Persaudaraan di kalangan umat Katolik juga amat tinggi. Mereka saling mengenal secara pribadi hampir semua umat yang mengikuti Misa Kudus. Mereka berprofesi sebagai dokter, karyawan RS Charitas, para guru Xaverius, frater BHK, pegawai Pemda Sumatera Selatan, pegawai RS Umum Palembang, ABRI, para pedagang, pembantu rumah tangga, dan lain-lain dengan latar belakang etnis Tionghoa, Jawa, Flores, dan Batak.
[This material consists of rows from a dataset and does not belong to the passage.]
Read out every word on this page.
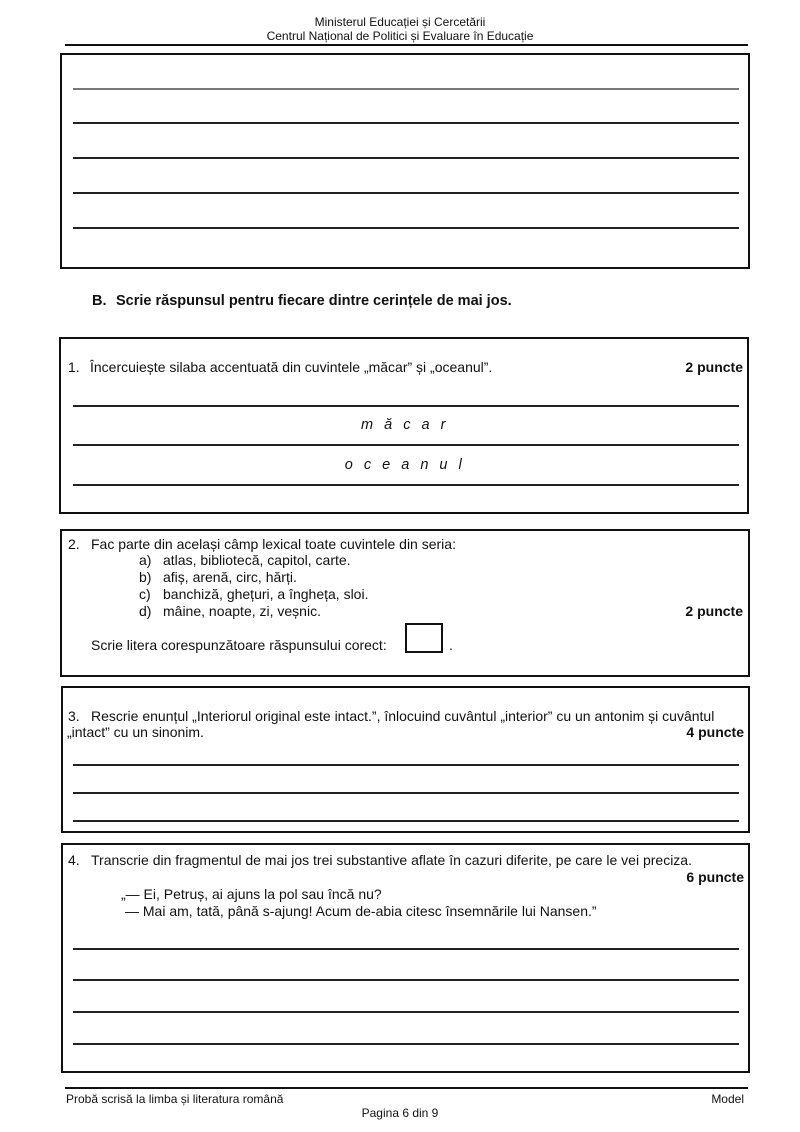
Ministerul Educației și Cercetării
Centrul Național de Politici și Evaluare în Educație
B. Scrie răspunsul pentru fiecare dintre cerințele de mai jos.
1. Încercuiește silaba accentuată din cuvintele „măcar” și „oceanul”.	2 puncte
m ă c a r
o c e a n u l
2. Fac parte din același câmp lexical toate cuvintele din seria:
a) atlas, bibliotecă, capitol, carte.
b) afiș, arenă, circ, hărți.
c) banchiză, ghețuri, a îngheța, sloi.
d) mâine, noapte, zi, veșnic.	2 puncte
Scrie litera corespunzătoare răspunsului corect:	.
3. Rescrie enunțul „Interiorul original este intact.”, înlocuind cuvântul „interior” cu un antonim și cuvântul
„intact” cu un sinonim.	4 puncte
4. Transcrie din fragmentul de mai jos trei substantive aflate în cazuri diferite, pe care le vei preciza.
6 puncte
„— Ei, Petruș, ai ajuns la pol sau încă nu?
— Mai am, tată, până s-ajung! Acum de-abia citesc însemnările lui Nansen.”
Probă scrisă la limba și literatura română	Model
Pagina 6 din 9
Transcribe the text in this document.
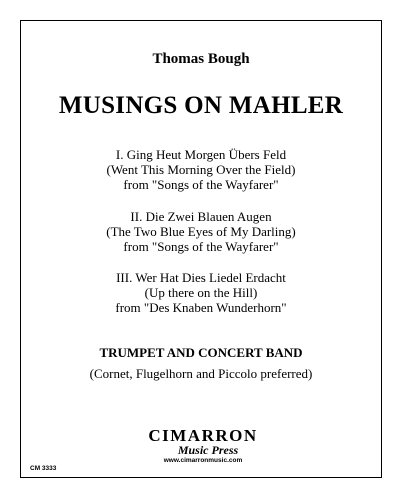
Thomas Bough
MUSINGS ON MAHLER
I. Ging Heut Morgen Übers Feld
(Went This Morning Over the Field)
from "Songs of the Wayfarer"
II. Die Zwei Blauen Augen
(The Two Blue Eyes of My Darling)
from "Songs of the Wayfarer"
III. Wer Hat Dies Liedel Erdacht
(Up there on the Hill)
from "Des Knaben Wunderhorn"
TRUMPET AND CONCERT BAND
(Cornet, Flugelhorn and Piccolo preferred)
CIMARRON
Music Press
www.cimarronmusic.com
CM 3333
Umat yang menggunakan Gedung Santo Pius merasa senang menggunakan gedung itu. Lebih-lebih pada perayaan Natal dan Paskah, umat saling berkunjung. Setiap Natal dan Paskah, di aula Gedung Santo Pius diselenggarakan pesta umat dengan menampilkan tonil (sandiwara panggung) dengan berbagai lakon, umumnya cerita tentang santo dan santa, kelahiran Yesus maupun sengsara Yesus. Pemainnya para pemuda Katolik, para guru, para frater, para pegawai Pemda, dan para perawat Charitas. Pada waktu itu Pemuda Katolik (PK) dan Perhimpunan Mahasiswa Katolik Republik Indonesia (PMKRI) sangat aktif dalam kegiatan keorganisasian dan menggereja.
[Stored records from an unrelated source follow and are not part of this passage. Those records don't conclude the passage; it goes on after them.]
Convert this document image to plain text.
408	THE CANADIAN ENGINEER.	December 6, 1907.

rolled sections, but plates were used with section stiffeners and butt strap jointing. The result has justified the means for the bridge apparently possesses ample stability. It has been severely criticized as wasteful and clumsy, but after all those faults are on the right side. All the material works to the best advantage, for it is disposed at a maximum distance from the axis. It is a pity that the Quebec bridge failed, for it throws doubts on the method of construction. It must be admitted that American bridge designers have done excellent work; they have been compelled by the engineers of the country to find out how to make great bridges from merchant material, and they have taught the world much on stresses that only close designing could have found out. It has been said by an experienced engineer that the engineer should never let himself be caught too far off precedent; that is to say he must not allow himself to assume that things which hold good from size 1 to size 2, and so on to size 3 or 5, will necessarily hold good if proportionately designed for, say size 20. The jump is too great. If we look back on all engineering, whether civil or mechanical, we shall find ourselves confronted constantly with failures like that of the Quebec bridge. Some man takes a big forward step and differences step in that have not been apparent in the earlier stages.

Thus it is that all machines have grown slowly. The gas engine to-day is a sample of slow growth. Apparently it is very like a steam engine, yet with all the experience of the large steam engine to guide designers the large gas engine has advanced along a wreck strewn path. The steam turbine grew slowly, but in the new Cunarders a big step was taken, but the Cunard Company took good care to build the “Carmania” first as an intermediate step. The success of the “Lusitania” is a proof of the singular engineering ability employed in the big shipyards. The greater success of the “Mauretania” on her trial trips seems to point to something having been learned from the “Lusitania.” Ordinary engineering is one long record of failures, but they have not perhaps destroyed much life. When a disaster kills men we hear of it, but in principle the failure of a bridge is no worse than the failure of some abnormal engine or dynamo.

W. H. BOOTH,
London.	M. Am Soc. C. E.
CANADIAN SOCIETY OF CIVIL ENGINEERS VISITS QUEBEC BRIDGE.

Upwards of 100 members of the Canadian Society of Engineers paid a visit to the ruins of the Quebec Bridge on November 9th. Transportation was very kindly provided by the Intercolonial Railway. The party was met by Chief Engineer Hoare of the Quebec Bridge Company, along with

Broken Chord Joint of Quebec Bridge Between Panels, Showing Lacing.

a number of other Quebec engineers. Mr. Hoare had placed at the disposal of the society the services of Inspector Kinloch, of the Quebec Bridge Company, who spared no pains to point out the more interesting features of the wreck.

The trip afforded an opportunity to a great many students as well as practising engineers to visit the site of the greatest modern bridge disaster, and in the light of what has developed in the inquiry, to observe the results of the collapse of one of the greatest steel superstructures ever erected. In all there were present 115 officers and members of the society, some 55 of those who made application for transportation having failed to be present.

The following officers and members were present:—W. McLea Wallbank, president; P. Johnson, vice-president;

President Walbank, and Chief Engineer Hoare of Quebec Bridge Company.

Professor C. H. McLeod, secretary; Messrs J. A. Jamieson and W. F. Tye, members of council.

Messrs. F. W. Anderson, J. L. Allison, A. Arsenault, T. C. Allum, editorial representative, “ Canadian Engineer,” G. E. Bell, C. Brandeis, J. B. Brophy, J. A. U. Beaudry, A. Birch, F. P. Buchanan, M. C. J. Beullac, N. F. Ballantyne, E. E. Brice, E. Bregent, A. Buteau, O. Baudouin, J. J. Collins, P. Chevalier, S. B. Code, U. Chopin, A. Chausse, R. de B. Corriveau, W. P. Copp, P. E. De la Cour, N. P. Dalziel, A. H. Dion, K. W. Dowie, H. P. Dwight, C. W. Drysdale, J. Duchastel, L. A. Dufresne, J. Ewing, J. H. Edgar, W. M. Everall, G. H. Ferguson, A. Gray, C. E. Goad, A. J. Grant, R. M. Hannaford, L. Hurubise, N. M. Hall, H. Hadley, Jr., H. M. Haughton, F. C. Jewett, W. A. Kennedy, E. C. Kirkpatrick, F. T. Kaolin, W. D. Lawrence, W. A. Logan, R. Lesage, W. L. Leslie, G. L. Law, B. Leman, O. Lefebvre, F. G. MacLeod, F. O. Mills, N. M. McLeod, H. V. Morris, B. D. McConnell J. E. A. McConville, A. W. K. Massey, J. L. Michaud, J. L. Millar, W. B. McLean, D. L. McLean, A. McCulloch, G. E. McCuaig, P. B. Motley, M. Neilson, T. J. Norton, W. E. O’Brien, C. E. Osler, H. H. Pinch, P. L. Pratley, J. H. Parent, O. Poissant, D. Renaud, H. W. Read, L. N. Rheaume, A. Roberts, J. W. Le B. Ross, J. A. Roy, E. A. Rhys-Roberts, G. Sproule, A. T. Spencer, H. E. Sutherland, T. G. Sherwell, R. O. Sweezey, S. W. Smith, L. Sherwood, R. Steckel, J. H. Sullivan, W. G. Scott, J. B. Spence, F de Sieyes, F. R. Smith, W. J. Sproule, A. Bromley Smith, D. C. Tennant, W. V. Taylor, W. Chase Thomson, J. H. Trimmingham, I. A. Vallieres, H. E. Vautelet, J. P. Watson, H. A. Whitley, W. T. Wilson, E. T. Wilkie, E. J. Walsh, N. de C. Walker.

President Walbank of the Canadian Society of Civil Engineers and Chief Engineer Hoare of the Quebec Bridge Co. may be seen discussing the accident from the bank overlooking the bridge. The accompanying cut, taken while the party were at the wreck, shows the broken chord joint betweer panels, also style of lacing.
Seiring dengan perkembangan jumlah umat di Paroki Hati Kudus, paroki ini kemudian dikembangkan menjadi dua stasi. Satu stasi tanpa gereja yaitu umat Katolik yang mengggunakan aula Santo Pius dan stasi yang lain yaitu stasi dengan gereja di Sungai Buah. Pastor Paroki Hati Kudus ketika itu adalah Pastor van Gisbergen yang dibantu Pastor van der Heyden dan Pastor Johannes van Beek. Pastor van der Heyden ditugaskan untuk melayani umat Katolik di dua stasi tersebut.
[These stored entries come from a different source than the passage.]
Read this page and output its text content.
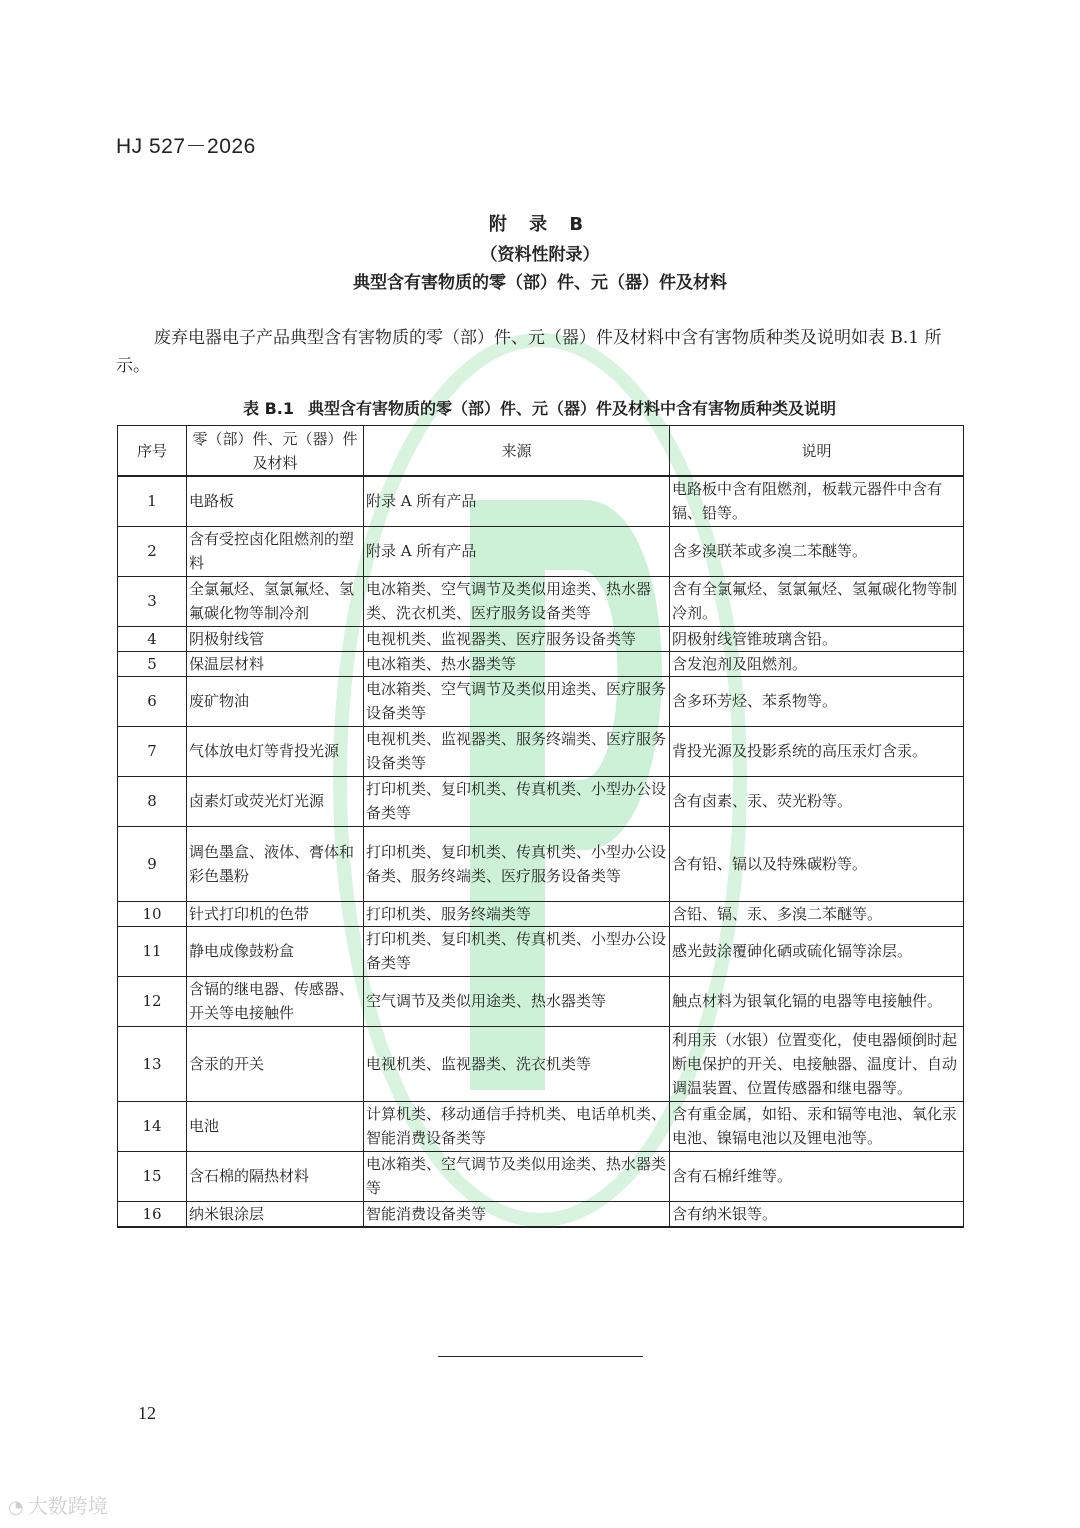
HJ 527－2026
附 录 B
（资料性附录）
典型含有害物质的零（部）件、元（器）件及材料

废弃电器电子产品典型含有害物质的零（部）件、元（器）件及材料中含有害物质种类及说明如表 B.1 所示。

表 B.1 典型含有害物质的零（部）件、元（器）件及材料中含有害物质种类及说明
序号	零（部）件、元（器）件及材料	来源	说明
1	电路板	附录 A 所有产品	电路板中含有阻燃剂，板载元器件中含有镉、铅等。
2	含有受控卤化阻燃剂的塑料	附录 A 所有产品	含多溴联苯或多溴二苯醚等。
3	全氯氟烃、氢氯氟烃、氢氟碳化物等制冷剂	电冰箱类、空气调节及类似用途类、热水器类、洗衣机类、医疗服务设备类等	含有全氯氟烃、氢氯氟烃、氢氟碳化物等制冷剂。
4	阴极射线管	电视机类、监视器类、医疗服务设备类等	阴极射线管锥玻璃含铅。
5	保温层材料	电冰箱类、热水器类等	含发泡剂及阻燃剂。
6	废矿物油	电冰箱类、空气调节及类似用途类、医疗服务设备类等	含多环芳烃、苯系物等。
7	气体放电灯等背投光源	电视机类、监视器类、服务终端类、医疗服务设备类等	背投光源及投影系统的高压汞灯含汞。
8	卤素灯或荧光灯光源	打印机类、复印机类、传真机类、小型办公设备类等	含有卤素、汞、荧光粉等。
9	调色墨盒、液体、膏体和彩色墨粉	打印机类、复印机类、传真机类、小型办公设备类、服务终端类、医疗服务设备类等	含有铅、镉以及特殊碳粉等。
10	针式打印机的色带	打印机类、服务终端类等	含铅、镉、汞、多溴二苯醚等。
11	静电成像鼓粉盒	打印机类、复印机类、传真机类、小型办公设备类等	感光鼓涂覆砷化硒或硫化镉等涂层。
12	含镉的继电器、传感器、开关等电接触件	空气调节及类似用途类、热水器类等	触点材料为银氧化镉的电器等电接触件。
13	含汞的开关	电视机类、监视器类、洗衣机类等	利用汞（水银）位置变化，使电器倾倒时起断电保护的开关、电接触器、温度计、自动调温装置、位置传感器和继电器等。
14	电池	计算机类、移动通信手持机类、电话单机类、智能消费设备类等	含有重金属，如铅、汞和镉等电池、氧化汞电池、镍镉电池以及锂电池等。
15	含石棉的隔热材料	电冰箱类、空气调节及类似用途类、热水器类等	含有石棉纤维等。
16	纳米银涂层	智能消费设备类等	含有纳米银等。
12
◔ 大数跨境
Stasi-stasi di Paroki Hati Kudus akan ditingkatkan statusnya menjadi paroki-paroki baru mengingat bertambahnya jumlah umat Katolik dan demi kepentingan reksa pastoral umat Katolik. Pada 21 Desember 1966, Superior Jendral SCJ, Pastor Joseph Antony de Palma, SCJ (menjabat Superior Jenderal SCJ dari tahun 1959-1967) menerbitkan surat keputusan untuk mendirikan rumah biara yang disebut Palembang V sebagai rumah cabang dari Paroki Hati Kudus (pada waktu itu disebut Palembang I). Sekaligus rumah cabang ini menjadi calon paroki baru (kuasi paroki) sebagai paroki kelima di Palembang.
Pada tahun 1965, Pastor Middeldorp dipercaya menangani reksa pastoral umat Katolik di kuasi paroki itu menggantikan Pastor van der Heyden yang diangkat sebagai pastor Paroki Fransiskus de Sales, Sei Buah, yang lebih dulu didirikan. Pada waktu itu Pastor Middeldorp melayani umat Katolik yang berjumlah sekitar 250 orang. Mgr. Joseph Soudant, Uskup Palembang, mengeluarkan ketetapan pendirian Paroki Santo Yoseph pada 15 Januari 1967. Pastor Middeldorp diangkat sebagai pastor paroki yang pertama.